Sec. 18. Subsection (d) of section 32-56 of the general statutes is repealed and the following is substituted in lieu thereof (Effective from passage):

(d) In determining that a municipality has been severely impacted by a prime defense contract cutback the commissioner shall find that (1) one or more businesses in the municipality has experienced a cancellation of one or more prime defense contracts, or subcontracts entered into in connection with prime defense contracts, or a significant reduction in prime defense contract or related subcontract awards or orders; (2) such prime defense contract cutback has caused or will cause a loss of employment opportunities in the municipality; (3) such prime defense contract cutback has caused or will cause a severe adverse impact in the municipality.

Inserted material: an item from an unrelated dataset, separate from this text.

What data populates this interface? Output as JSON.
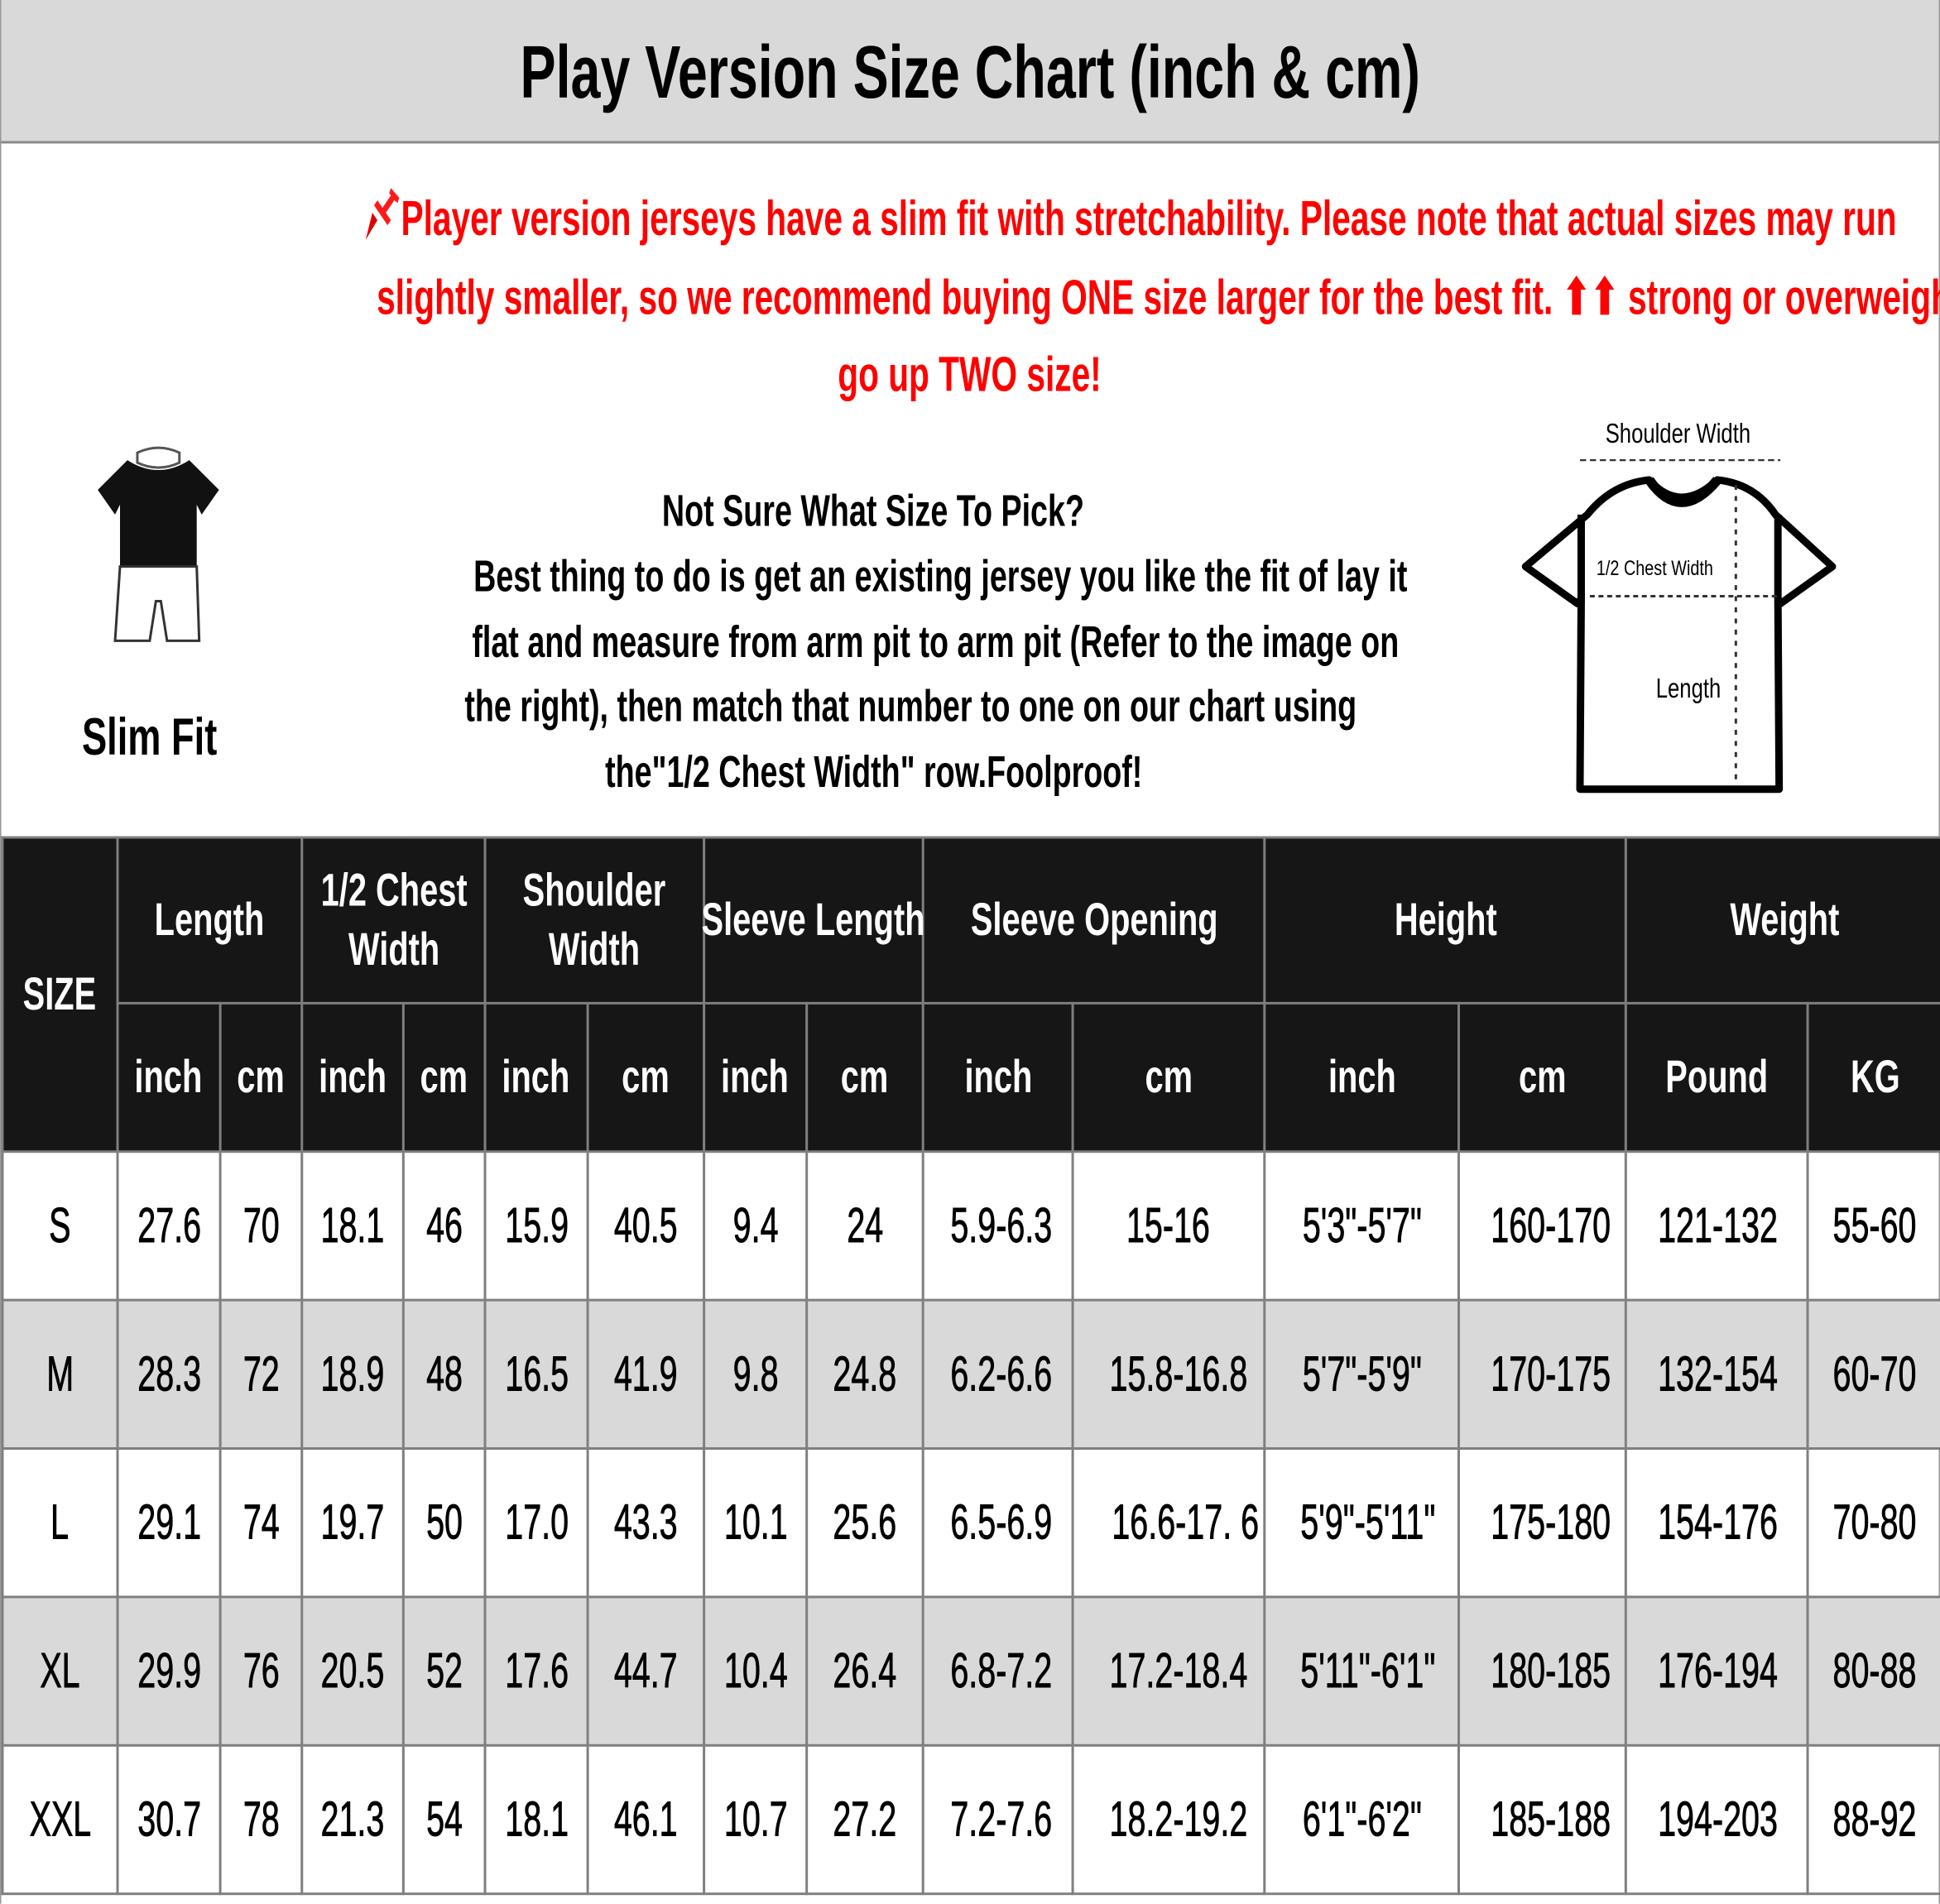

In making such findings the commissioner may consider the extent to which the businesses in the municipality are, or were at the period in time before the prime defense contract cutback occurred, dependent on prime defense contracts or on subcontracts related to such prime defense contracts; the extent to which one or more prime defense contractors in the municipality has or plans to reduce its work force or the amount of defense subcontract awards or orders which would be performed by businesses in the municipality; the extent to which the unemployed in the municipality are or were defense workers with specialized skills not easily transferable to other industries; the existence of abandoned or underutilized defense-related manufacturing facilities in the municipality; and any other factors which the commissioner deems relevant to such finding. The commissioner's determination that a municipality is severely impacted by a prime defense contract cutback shall be effective for two years from the date of the decision of the commissioner. The commissioner may renew such determination for [another] two additional two-year [period] periods following a public hearing and upon making the findings required by this subsection.

Sec. 19. Subsection (a) of section 12-217ee of the general statutes, as amended by section 11 of public act 01-6 of the June special session and section 60 of public act 02-1 of the May 9 special session, is repealed and the following is substituted in lieu thereof (Effective from passage and applicable to income years commencing on or after January 1, 2002):

(a) Any taxpayer that (1) is a qualified small business, (2) qualifies for a credit under section 12-217j or section 12-217n, and (3) cannot take such credit in the taxable year in which the credit could otherwise be taken as a result of having no tax liability under this chapter may elect to carry such credit forward under this chapter or may apply to the commissioner as provided in subsection (b) of this section to exchange such credit with the state for a credit refund equal to sixty-five per cent of the value of the credit. Any amount of credit refunded under this section shall be refunded to the taxpayer under the provisions of this chapter, except that such credit refund shall not be subject to the provisions of section 12-227. Payment of the minimum tax of two hundred fifty dollars under section 12-219 or 12-223c, as amended, shall not be considered a tax liability for purposes of this section.